No estamos frente a una política nueva. El Estado, a través de sus gobiernos, ha sido implacable en su obstinada persecución de los violentos. Ha matado sus cabecillas, ha encarcelado y condenado a millares de sus conmilitones, logró que internacionalmente fueran reconocidos como grupos terroristas y ha catequizado la opinión que los repudia. Es feroz el clima psicológico contra quienes han convertido las zonas montañosas en trincheras y se han escondido allí, además, de la justicia que los persigue. Nadie en el mundo es condescendiente con esta situación irregular.
Contra esa corriente de exterminio, muy pocos creemos que al añejo conflicto debe dársele una solución política con obvias consecuencias que pueden aterrarnos. Ha sido, en cinco decenios, inútil el fusil. Se ha diezmado la guerrilla, mas no ha sido extinguida. Ésta utiliza tácticas perversas. Se ha fortalecido económicamente con el narcotráfico y el secuestro, creó la engañosa expectativa de su pronto reintegro a la normalidad civil en el gobierno de Andrés Pastrana, superó la muerte de Manuel Marulanda, su fundador, no la ha liquidado la violenta desaparición de Raúl Reyes, Mono Jojoy y Alfonso Cano, y hoy, a cada instante, desata monstruosos actos vandálicos que aterran al país.
Nadie en el mundo se explica, por ejemplo, que en la veloz trashumancia de las cordilleras, la guerrilla pudiera alimentar a más de 30.000 subversivos, conseguir permanentemente botas de caucho para sus milicias, vestirlas, alimentar bien a los secuestrados que en la última liberación, después de doce años de cautiverio, los vimos robustos y de buen talante, tener corredores por donde les llega la vitualla, túneles por donde saca la droga que elabora, su comercialización, el ingreso clandestino de los dólares, su conversión a moneda nacional, etc. Cómo se entiende que en más de 50 años ningún gobierno haya sido capaz de taponar sus secretos caminos que les ha permitido subsistir. Pero aún más: las armas. Por qué sendero les llega, de dónde provienen, quién las compra, cómo las paga, cómo, cómo, cómo se abastecen de las mismas. Dan risa los cacareos del señor Uribe. En sus ocho años de gobierno, qué puede contestar sobre los interrogantes anteriores. La víbora quedó viva.
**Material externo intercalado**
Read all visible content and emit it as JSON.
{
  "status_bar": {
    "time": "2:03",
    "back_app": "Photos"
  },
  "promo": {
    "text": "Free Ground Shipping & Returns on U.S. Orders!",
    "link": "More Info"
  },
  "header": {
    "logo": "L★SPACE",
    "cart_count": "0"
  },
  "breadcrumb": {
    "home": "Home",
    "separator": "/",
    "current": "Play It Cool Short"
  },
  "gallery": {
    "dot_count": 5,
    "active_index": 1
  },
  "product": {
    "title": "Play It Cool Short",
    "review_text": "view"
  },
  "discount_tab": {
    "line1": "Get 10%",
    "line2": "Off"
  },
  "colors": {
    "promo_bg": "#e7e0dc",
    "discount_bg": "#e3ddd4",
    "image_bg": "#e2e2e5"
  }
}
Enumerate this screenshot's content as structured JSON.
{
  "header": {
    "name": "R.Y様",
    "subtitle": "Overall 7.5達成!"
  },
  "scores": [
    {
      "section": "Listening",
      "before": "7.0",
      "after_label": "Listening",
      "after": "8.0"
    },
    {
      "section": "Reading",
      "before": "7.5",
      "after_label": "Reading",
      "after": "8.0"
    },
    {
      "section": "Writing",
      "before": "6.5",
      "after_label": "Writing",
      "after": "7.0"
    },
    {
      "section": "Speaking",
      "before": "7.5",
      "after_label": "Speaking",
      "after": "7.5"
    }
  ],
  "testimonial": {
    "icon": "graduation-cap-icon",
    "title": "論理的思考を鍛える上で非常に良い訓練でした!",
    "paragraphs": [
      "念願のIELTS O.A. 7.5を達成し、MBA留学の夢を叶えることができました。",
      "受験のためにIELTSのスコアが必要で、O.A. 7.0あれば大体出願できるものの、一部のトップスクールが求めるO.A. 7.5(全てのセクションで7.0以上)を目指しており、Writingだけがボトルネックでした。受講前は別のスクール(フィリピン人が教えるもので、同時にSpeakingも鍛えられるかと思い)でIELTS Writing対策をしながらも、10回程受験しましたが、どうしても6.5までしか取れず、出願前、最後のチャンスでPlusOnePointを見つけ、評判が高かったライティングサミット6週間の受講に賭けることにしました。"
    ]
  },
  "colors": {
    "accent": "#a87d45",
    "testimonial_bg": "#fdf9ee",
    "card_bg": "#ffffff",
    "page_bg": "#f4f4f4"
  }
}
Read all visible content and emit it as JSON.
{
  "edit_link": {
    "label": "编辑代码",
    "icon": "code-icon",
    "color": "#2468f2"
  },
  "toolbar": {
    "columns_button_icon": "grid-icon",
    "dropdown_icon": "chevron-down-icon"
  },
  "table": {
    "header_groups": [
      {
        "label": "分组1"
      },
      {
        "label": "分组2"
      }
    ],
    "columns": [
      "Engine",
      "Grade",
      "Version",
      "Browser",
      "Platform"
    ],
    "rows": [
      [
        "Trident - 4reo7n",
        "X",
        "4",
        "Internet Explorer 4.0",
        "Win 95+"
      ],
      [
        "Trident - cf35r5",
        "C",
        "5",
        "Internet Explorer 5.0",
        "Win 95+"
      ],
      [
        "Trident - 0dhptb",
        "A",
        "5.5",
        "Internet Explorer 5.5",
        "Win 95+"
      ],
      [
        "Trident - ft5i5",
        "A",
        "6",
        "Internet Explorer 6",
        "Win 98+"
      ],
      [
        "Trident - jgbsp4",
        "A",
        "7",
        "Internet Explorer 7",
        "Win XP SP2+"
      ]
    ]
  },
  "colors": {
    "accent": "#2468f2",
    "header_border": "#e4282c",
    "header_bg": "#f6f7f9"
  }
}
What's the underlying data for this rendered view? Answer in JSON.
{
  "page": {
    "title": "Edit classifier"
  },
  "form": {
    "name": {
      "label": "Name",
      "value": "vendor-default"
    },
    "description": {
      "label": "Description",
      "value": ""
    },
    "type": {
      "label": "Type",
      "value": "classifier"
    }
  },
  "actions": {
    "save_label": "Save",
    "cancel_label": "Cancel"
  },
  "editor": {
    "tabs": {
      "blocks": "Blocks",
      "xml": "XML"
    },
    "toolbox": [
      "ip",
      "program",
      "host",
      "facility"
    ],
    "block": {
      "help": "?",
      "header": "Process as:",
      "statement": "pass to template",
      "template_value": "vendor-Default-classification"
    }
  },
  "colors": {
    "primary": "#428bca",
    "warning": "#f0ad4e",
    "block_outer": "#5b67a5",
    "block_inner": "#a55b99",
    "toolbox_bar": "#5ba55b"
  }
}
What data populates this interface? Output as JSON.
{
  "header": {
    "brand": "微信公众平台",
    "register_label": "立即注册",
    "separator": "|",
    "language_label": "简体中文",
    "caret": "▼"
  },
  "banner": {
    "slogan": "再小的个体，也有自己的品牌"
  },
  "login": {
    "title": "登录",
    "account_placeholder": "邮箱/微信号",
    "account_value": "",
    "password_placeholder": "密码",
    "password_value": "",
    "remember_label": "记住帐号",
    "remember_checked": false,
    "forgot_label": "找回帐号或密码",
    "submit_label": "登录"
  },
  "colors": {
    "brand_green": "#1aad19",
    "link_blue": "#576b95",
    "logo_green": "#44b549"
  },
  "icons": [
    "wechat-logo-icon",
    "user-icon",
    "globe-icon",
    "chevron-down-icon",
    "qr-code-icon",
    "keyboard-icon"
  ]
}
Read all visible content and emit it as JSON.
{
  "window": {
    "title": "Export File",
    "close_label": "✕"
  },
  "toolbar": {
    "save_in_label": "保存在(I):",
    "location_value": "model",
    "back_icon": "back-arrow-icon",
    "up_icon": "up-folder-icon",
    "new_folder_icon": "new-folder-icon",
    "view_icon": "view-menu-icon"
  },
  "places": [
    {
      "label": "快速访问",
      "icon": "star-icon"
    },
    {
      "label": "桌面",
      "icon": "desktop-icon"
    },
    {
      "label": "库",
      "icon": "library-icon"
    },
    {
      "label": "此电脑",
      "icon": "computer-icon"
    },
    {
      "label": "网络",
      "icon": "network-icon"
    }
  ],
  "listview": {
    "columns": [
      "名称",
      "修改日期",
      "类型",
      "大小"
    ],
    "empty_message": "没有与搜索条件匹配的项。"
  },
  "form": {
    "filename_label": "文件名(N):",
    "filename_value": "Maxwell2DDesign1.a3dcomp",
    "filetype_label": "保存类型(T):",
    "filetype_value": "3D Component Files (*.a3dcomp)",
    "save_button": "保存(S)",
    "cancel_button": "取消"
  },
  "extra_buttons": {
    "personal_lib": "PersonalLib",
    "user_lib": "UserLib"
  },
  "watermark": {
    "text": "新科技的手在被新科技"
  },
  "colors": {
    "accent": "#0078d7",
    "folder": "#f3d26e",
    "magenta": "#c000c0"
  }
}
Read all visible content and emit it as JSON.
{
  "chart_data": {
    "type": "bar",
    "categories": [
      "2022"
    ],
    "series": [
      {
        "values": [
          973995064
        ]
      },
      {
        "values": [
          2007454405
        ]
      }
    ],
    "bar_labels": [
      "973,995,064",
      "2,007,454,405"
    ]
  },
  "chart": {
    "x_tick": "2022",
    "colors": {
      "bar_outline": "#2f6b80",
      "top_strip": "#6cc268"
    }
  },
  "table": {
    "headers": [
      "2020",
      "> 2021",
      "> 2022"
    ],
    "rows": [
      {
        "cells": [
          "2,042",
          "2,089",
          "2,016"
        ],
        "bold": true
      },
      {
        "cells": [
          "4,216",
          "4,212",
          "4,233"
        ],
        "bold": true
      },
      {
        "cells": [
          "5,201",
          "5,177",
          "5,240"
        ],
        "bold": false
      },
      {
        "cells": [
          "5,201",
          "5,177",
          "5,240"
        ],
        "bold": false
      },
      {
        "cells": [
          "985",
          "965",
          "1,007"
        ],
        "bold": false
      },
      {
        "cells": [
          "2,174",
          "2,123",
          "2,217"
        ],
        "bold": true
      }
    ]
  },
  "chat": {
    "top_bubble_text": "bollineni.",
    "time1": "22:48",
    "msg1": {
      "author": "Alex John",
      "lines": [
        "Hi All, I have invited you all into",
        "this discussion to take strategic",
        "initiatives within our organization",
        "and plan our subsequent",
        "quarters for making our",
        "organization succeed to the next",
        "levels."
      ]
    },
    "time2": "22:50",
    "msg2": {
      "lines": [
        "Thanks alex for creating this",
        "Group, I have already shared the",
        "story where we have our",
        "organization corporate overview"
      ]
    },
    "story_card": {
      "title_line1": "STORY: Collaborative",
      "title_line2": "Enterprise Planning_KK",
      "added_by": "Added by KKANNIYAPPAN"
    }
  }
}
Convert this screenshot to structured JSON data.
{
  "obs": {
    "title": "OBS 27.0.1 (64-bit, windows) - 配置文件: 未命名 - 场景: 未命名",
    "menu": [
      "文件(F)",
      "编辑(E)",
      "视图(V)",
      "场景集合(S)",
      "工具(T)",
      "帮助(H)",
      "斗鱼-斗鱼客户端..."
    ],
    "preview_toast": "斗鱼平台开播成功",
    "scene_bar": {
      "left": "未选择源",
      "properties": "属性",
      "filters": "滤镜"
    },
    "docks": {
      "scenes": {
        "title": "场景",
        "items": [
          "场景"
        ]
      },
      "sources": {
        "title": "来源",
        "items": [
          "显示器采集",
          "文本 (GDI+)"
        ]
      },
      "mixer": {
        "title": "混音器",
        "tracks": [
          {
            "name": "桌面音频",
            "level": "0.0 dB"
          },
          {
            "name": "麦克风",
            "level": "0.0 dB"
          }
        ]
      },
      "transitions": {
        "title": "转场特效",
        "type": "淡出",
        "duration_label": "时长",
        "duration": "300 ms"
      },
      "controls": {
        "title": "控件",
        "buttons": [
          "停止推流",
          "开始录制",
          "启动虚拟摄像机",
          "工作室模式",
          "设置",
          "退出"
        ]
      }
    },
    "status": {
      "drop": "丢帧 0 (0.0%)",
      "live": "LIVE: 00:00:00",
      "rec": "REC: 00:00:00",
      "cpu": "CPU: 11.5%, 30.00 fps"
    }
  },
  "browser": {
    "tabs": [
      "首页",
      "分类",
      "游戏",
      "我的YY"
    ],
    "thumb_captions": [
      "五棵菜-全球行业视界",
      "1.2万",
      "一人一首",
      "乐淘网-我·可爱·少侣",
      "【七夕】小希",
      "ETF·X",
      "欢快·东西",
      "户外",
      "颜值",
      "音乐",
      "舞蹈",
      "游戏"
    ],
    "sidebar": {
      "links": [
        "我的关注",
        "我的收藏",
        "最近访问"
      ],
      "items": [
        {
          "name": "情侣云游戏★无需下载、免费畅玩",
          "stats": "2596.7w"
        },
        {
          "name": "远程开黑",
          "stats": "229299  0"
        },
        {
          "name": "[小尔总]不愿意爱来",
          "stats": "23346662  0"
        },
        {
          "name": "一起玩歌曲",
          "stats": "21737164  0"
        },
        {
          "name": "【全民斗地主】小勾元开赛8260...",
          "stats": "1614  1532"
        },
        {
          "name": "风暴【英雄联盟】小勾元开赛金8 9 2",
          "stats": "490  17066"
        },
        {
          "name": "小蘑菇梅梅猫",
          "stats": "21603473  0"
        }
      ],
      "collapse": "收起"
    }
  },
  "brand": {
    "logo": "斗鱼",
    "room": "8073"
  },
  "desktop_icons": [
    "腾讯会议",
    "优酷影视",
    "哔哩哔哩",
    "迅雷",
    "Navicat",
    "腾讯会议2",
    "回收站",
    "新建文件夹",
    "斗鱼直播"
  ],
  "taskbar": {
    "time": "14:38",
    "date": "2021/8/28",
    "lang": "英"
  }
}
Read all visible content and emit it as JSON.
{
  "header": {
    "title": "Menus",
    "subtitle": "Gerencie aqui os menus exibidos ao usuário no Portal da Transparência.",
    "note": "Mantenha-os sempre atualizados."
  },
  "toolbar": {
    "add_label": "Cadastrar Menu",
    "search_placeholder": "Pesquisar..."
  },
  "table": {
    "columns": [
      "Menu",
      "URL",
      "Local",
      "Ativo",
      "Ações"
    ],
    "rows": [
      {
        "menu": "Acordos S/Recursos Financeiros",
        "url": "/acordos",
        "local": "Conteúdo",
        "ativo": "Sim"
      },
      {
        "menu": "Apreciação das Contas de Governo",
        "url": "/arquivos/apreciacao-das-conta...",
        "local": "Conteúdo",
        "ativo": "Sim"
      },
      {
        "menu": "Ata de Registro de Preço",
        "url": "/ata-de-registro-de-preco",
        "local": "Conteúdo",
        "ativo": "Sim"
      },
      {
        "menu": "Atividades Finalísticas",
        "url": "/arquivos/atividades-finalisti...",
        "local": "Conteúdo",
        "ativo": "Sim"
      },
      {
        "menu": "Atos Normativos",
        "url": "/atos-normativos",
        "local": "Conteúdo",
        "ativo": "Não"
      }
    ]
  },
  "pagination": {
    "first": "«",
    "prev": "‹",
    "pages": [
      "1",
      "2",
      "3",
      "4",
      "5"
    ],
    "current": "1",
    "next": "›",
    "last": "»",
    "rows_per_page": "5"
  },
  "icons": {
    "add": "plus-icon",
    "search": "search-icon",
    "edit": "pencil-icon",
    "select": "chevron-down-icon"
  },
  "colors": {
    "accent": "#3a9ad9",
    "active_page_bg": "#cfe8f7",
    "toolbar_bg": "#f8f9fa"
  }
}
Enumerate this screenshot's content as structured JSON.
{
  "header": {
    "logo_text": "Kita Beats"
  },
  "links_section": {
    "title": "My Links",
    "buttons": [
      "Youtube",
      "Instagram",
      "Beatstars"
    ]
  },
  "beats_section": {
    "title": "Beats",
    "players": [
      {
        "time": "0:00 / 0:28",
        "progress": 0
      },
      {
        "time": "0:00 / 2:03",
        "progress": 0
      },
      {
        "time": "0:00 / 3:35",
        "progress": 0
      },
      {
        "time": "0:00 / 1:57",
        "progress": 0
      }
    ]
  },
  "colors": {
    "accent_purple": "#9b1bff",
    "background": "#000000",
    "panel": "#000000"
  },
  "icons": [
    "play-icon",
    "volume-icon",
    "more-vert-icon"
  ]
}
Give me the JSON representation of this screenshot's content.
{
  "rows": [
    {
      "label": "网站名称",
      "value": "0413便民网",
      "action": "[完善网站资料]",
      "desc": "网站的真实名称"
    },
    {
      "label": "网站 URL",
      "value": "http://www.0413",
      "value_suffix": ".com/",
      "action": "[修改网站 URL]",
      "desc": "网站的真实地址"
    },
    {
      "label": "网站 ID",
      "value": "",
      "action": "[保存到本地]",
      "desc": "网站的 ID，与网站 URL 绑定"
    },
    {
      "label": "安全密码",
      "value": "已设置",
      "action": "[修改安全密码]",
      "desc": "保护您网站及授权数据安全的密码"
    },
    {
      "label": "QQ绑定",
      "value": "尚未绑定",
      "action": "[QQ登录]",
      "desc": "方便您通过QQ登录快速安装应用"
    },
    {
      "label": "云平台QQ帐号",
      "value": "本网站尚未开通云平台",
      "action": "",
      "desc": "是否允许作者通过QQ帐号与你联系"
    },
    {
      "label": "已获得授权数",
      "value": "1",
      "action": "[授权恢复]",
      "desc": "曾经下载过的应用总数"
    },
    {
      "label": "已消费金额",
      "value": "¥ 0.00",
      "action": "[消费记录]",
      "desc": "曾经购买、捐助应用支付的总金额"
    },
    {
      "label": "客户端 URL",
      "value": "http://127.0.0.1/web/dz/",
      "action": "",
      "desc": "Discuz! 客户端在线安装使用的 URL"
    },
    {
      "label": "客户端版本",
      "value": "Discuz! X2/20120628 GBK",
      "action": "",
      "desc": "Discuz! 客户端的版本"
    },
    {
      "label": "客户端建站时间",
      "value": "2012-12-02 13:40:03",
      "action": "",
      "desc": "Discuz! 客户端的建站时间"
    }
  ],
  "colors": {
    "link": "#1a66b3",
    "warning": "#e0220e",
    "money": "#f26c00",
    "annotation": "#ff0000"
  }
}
Estas reflexiones deben concluir en algo concreto. Se impone un entendimiento político con la guerrilla, superando, con grandeza histórica, los traumas emocionales que de esa reconciliación han de derivarse. Unos proclaman una línea intransigente con los cabecillas de la subversión. Sería eternizar la guerra. Los actuales presidentes de Brasil, Uruguay y El Salvador fueron comandantes de esas montoneras criminales y ahora ejercen el poder con aplaudida responsabilidad. En Colombia, bandidos del M-19, con infernal sevicia, asesinaron a José Raquel Mercado y Gloria Lara, y cometieron el genocidio del Palacio de Justicia. Sin embargo, sus jefes, piratas de la muerte, han sido después de esas dantescas tropelías, ministros, parlamentarios, gobernadores y alcaldes de Bogotá.
¿Por qué cerrarle a la guerrilla, los estadios de la democracia? ¿Por qué no aceptar la amarga realidad de tener, por vía eleccionaria, un futuro presidente llamado Petro o Timochenko? Conjetura improbable, mas no imposible.